Según el Ministerio de Justicia de Afganistán, de los 72 partidos políticos legalizados, 28 llevan en sus siglas las palabras “islam”, “musulmán” o “Alá”, lo que no quiere decir que los demás no sean también religiosos, además de ser casi siempre partidos de base étnica. La mayoría nacieron en la época de la lucha contra los soviéticos, y son satélites de Egipto, Arabia Saudí, Pakistán, Turquía o Irán. De los cuatro partidos apadrinados por Irán, solo uno es hazara (Partido para la Defensa del Islam en Afganistán, presidido por el mulá Mohammad Akbari). Las relaciones entre Irán y Afganistán son muy complicadas, porque, al contrario que en el resto de Oriente Medio, Irán no tiene claro a quién apoyar, y si debe ser chiita o sunita. Lo que importa es quién gobierna, y si gobiernan los pastunes, aunque no son chiitas, ahora la alianza es válida.

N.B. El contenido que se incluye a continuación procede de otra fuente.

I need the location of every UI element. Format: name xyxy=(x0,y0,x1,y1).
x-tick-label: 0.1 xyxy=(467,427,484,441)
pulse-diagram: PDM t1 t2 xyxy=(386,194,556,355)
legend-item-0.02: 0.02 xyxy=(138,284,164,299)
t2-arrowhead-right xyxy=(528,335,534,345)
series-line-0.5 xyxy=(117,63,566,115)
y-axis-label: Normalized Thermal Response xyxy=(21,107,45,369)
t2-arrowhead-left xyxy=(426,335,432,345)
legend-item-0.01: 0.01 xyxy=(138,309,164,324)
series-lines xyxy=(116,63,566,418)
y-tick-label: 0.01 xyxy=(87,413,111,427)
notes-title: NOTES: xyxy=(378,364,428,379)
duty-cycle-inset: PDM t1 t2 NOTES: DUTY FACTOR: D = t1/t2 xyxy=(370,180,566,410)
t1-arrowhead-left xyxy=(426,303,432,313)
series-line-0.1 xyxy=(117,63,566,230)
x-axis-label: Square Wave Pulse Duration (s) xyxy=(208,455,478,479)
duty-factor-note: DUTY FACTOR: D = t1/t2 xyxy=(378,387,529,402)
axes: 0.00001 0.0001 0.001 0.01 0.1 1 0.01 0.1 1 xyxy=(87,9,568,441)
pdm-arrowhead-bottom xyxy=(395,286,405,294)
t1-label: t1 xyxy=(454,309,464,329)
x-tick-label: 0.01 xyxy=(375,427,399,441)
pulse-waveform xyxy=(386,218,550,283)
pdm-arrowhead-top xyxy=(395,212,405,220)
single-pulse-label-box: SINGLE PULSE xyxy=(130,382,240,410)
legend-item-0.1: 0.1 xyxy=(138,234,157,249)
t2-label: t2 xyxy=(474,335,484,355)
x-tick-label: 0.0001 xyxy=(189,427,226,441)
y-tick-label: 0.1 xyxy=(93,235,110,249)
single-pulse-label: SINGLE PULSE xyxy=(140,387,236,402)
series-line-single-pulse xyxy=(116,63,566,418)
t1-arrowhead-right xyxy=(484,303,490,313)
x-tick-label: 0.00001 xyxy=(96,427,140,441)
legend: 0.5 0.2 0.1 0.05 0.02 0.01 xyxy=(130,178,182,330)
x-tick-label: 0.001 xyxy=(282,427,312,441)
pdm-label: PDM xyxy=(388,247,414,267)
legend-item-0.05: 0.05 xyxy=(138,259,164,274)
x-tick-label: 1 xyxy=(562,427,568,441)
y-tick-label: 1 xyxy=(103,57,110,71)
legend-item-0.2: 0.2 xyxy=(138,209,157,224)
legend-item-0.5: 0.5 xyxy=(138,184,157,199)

Para sorpresa de todos los think tanks y de los grandes medios de comunicación, la muerte del jefe de la Guardia Revolucionaria iraní causada por un dron norteamericano en Irak en enero de 2019, puso de manifiesto de un modo muy claro estas relaciones. Los políticos pastunes afganos condenaron rotundamente el asesinato de Soleimani. El presidente Karzai, el ministro de asuntos exteriores y el primer ministro y antiguo director del servicio secreto, así como el vicepresidente del país, que curiosamente es un hazara, fueron los que más vehementemente condenaron esta acción militar.

Se dice que los hazara son ignorantes y supersticiosos, pero curiosamente tras la caída de los talibanes en todas las provincias hazaras disminuyó radicalmente el número de madrasas, que fueron sustituidas por escuelas públicas, muchas veces formadas por una simple tienda o a la sombra de un árbol. En esas provincias, la educación de las niñas se hizo universal, y según el informe de Asian Foundation de 2019, el 92,3 % de los hazara consideran que las mujeres tienen pleno derecho a la educación, lo que supone el porcentaje más alto del país. Pero según el informe de la ONU del 14 de abril de 2021, en estos últimos tres meses el nivel de violencia contra este pueblo creció el 29 %, al conocerse la retirada de todas las tropas occidentales, lo que supone abandonar a este pueblo en manos del Isis, los talibanes y demás grupos terroristas. Aunque los hazara intenten organizarse para resistir, tienen muy poco acceso a las armas porque las entregaron cumpliendo el acuerdo de desarme del 2003, al contrario que otros grupos, que ahora se están rearmando con gran facilidad. Por ello quedarán totalmente inermes.